A review of official records and publicly available game reports has found no verifiable evidence to support claims that a player named Dave Lardizabal scored 26 points to help the Letran Knights force a do-or-die quarterfinal against the University of Perpetual Help in the NCAA Philippines men’s basketball tournament.
The assertion, which has circulated in online posts and informal summaries of supposed NCAA matchups, describes a dramatic quarterfinal encounter in which Lardizabal “erupted for 26” to drag Letran into a decisive playoff. However, a comprehensive check of documented NCAA Season 101 results shows no record of such a game or performance.
No Record of the Alleged Quarterfinal
Available season summaries and official match reports detail a semifinal series between Letran and Perpetual, not a quarterfinal meeting that required a sudden-death playoff. Those accounts indicate that Letran advanced in a two-game sweep in the semifinals, leaving no documented scenario that matches the description of a winner-take-all quarterfinal.
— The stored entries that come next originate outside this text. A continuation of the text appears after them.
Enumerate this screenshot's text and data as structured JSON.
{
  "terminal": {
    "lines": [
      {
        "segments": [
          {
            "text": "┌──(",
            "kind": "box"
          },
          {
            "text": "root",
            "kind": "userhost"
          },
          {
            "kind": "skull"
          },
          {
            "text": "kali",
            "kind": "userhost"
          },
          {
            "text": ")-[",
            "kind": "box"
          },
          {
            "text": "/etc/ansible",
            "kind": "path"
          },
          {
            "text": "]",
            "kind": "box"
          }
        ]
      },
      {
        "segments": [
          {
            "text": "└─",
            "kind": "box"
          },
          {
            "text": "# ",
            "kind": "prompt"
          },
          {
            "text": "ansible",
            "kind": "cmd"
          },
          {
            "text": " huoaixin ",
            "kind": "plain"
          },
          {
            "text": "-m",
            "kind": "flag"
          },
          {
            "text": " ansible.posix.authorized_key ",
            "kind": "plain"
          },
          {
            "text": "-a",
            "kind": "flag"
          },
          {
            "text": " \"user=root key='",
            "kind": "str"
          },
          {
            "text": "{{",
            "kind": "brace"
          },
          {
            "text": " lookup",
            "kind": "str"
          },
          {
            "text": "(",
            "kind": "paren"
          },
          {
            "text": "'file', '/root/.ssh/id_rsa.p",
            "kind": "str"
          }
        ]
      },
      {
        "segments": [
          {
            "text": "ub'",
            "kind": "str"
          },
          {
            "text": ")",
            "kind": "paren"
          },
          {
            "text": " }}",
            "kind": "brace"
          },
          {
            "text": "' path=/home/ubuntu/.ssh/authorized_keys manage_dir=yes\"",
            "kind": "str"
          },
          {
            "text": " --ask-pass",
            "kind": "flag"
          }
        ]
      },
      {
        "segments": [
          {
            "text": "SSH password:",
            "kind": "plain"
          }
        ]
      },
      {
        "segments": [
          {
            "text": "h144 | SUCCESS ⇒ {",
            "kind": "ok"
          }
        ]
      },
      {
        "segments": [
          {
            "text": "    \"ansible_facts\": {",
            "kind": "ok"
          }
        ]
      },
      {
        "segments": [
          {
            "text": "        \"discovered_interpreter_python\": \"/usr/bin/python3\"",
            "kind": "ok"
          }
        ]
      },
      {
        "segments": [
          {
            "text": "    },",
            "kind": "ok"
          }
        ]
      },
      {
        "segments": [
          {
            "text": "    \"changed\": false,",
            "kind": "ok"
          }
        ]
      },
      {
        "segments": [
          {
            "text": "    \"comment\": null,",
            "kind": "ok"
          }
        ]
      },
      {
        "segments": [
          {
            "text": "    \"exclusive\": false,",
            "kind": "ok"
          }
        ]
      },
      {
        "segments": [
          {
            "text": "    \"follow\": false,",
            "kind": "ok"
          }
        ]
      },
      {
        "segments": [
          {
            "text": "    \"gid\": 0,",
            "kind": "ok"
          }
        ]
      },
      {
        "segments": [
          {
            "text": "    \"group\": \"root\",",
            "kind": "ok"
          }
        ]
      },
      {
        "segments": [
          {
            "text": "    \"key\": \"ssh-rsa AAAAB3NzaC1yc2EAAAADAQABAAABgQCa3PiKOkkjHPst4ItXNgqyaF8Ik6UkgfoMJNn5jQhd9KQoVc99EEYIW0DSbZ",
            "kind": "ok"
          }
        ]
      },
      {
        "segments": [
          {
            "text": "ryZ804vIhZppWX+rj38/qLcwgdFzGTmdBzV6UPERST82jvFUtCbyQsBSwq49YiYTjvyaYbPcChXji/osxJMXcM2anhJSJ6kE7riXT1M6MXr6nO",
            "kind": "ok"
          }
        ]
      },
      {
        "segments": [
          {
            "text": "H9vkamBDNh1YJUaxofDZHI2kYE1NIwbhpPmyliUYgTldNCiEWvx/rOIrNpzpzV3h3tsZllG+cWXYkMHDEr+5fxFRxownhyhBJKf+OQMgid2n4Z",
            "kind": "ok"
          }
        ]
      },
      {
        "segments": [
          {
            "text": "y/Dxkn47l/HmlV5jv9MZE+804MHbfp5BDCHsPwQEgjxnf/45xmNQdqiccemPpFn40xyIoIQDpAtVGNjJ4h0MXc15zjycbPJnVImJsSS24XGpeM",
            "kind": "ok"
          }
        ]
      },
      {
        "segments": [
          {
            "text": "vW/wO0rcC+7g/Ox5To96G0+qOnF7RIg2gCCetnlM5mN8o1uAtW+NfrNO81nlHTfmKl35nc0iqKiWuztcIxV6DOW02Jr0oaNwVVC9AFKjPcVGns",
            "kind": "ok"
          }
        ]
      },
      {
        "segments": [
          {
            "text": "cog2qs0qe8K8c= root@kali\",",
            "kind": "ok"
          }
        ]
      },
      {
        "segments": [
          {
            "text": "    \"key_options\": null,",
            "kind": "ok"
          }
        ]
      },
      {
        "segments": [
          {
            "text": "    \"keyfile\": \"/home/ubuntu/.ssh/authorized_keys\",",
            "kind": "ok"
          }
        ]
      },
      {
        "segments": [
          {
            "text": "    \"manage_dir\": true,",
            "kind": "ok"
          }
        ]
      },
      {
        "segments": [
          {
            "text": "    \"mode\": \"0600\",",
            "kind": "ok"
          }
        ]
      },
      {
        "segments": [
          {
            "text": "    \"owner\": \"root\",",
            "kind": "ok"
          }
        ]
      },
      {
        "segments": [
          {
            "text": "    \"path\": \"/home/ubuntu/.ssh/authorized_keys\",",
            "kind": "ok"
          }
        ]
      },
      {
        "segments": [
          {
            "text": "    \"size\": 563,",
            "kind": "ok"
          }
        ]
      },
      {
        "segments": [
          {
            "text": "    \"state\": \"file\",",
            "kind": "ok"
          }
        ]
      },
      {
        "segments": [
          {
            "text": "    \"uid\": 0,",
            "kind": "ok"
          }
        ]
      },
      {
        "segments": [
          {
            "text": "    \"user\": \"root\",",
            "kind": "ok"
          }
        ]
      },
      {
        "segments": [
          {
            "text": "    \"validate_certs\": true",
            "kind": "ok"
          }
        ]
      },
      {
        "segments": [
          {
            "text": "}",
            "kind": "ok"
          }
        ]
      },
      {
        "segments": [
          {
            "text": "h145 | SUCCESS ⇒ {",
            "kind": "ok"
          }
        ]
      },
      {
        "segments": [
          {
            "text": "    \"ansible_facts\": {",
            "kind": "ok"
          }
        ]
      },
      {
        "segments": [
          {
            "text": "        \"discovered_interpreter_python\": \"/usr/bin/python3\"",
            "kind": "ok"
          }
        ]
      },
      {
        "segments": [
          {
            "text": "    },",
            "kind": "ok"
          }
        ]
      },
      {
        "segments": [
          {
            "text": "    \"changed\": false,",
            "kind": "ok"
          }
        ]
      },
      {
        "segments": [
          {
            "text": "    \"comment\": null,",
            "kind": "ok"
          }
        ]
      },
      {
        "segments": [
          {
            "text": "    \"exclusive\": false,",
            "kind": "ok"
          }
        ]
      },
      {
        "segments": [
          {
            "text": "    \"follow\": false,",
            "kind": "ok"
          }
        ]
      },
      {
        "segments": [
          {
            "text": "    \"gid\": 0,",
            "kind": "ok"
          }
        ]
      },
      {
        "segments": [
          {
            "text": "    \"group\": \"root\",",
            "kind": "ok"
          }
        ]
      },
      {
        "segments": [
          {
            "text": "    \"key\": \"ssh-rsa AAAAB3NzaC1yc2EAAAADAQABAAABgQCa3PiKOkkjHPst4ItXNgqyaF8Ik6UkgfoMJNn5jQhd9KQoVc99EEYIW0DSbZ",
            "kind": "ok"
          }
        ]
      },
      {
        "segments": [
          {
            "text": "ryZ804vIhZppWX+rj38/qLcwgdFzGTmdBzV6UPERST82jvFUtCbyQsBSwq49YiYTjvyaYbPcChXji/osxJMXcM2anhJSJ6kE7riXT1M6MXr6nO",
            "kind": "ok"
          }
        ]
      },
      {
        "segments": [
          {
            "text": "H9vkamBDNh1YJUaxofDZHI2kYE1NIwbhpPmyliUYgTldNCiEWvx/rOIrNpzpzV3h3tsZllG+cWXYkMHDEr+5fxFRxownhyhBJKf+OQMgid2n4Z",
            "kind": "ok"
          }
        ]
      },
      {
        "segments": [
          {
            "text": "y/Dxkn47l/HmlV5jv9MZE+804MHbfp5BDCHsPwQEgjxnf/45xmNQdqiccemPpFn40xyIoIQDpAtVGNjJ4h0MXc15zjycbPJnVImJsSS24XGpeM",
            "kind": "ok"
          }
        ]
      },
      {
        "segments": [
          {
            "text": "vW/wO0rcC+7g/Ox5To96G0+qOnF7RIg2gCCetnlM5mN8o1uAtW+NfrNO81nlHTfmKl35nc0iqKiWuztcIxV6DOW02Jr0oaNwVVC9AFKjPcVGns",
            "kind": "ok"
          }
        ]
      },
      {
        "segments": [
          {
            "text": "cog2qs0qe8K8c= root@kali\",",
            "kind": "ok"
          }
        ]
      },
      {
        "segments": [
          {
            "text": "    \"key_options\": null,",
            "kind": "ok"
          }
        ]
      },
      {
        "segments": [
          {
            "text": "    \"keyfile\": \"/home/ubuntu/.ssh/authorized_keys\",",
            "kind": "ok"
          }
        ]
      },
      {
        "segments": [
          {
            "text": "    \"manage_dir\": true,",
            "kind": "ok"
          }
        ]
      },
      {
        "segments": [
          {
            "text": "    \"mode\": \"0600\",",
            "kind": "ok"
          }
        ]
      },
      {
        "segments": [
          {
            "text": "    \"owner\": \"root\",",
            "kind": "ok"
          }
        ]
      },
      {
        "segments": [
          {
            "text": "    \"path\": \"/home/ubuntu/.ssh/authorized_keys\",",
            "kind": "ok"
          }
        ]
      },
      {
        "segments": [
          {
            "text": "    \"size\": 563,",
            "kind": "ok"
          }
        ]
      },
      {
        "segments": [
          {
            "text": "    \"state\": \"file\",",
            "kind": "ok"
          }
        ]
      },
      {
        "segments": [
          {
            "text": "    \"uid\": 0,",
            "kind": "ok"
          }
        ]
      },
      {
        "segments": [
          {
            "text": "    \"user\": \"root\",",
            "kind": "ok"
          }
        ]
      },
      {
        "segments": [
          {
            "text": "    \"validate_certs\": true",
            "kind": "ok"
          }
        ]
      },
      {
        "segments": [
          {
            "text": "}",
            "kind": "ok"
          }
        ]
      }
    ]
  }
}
Moreover, in the records reviewed, no player named Dave Lardizabal appears in official box scores, statistical leaders’ lists, or game recaps related to the purported matchup.
Statistical and Archival Gaps
Game logs from the relevant stretch of the tournament make no mention of:
- A 26-point performance by a player named Dave Lardizabal;
- A do-or-die quarterfinal game between Letran and Perpetual;
- Any player profile, roster listing, or official citation tied to that name in the context described.
In structured tournaments such as the NCAA Philippines, quarterfinal and semifinal results are typically well documented. Individual scoring outbursts — particularly a 26-point showing in a knockout contest — are ordinarily reflected in official statistics, post-game releases, and season summaries. The absence of such records raises substantive questions about the origin and accuracy of the claim.
The Importance of Verifiable Records in Collegiate Sport
Collegiate tournaments are built on documentation: game sheets, play-by-play breakdowns, scoring tallies and disciplinary reports. These form the backbone of the historical record. When a standout performance occurs, particularly one decisive enough to force a sudden-death game, it usually leaves a clear statistical footprint.
In this case, that footprint is missing.
Without corroborating box scores, official league communications or contemporaneous match reports, the story of a 26-point explosion that altered the trajectory of a playoff series remains unsubstantiated.
Awaiting Clarification
For now, the claim stands unsupported by accessible evidence. Should official game documentation or verified statistical archives emerge confirming the existence of the matchup and the performance in question, the record may warrant revision.
Until then, the narrative of Dave Lardizabal’s alleged heroics in a winner-take-all quarterfinal remains a story without a paper trail — a reminder that in sport, as in journalism, extraordinary claims require verifiable proof.